Читать «Час отплытия» онлайн - страница 134

Борис Семенович Мисюк

— Ну, тогда готовься, — улыбается отец, — через пару минут будем вынимать. — Он свистит негромко куда-то в темноту, и оттуда вскоре появляется человек пять матросов в ватниках. Среди них Витос замечает плотника дядю Гриню.

— А, Витос… Здорово… — как всегда степенно говорит он. — Шо, крабца погрызем маненько?

Витос здоровается и подвигает к нему пятидесятилитровый бочонок, которых много здесь, на палубе.

— Спасибо, сынок. Ты сам давай поближе к шалашу. Небось там, на западе, нечасто пробовал, а?

— Совсем не пробовал. У нас там — река. Вот раков ел, даже сам ловил.

— О-о, тогда тебе самую первую клешню, — и дядя Гриня торжественно вручает Витосу громадную, в руку толщиной, дымящуюся клешню, которую отец только что выудил из бочки, парящей душистым варевом.

Витос разрывает тонкий панцирь, вкушает горячее сладкое мясо. Зажмуривается то ли от пара, то ли от удовольствия, и вмиг из тьмы возникает перед ним картина: дед-бакенщик. Валька и Славка и он в большущей лодке-каюке. Они идут ловить дунайских раков.

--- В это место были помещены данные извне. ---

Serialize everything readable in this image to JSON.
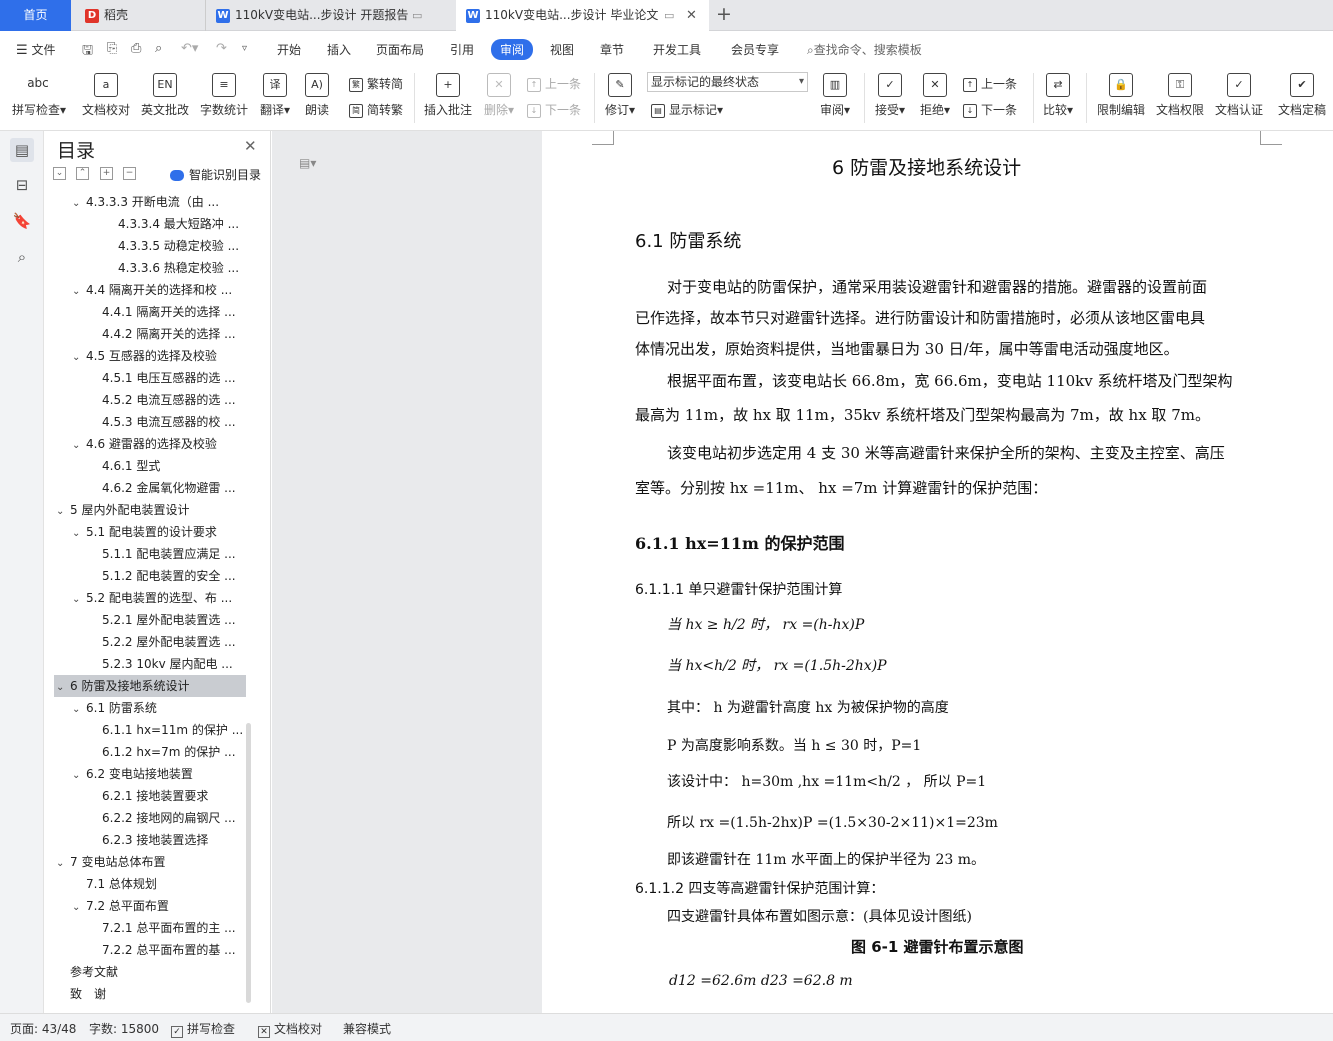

Жизнь не так уж часто балует нас. Соловьиная песня, яркая радуга, аромат розы, поразив однажды, наше воображение, навсегда остаются в памяти слуха, зрения, обоняния. Вкусовая память Витоса на всю жизнь запечатлела дунайских раков, сваренных по дедову рецепту.

— …че ужин? После такого ужина пообедать хочется, — слышит Витос, очнувшись от воспоминаний, так неожиданно и властно захвативших его. Говорит пожилой щуплый матрос, которого никак не назовешь обжорой. — Этот завпрод-скотина вконец оборзел: питание — почти два рубля на рыло в день, а он пустой гречневой кащей кормит. Правильно Суворов, говорят, делал: ежли два года проходил в завпродах — расстрелять.

— Людей надо не стрелять, суворовец, а воспитывать, — отец с хрустом раздавливает между ладонями клешню.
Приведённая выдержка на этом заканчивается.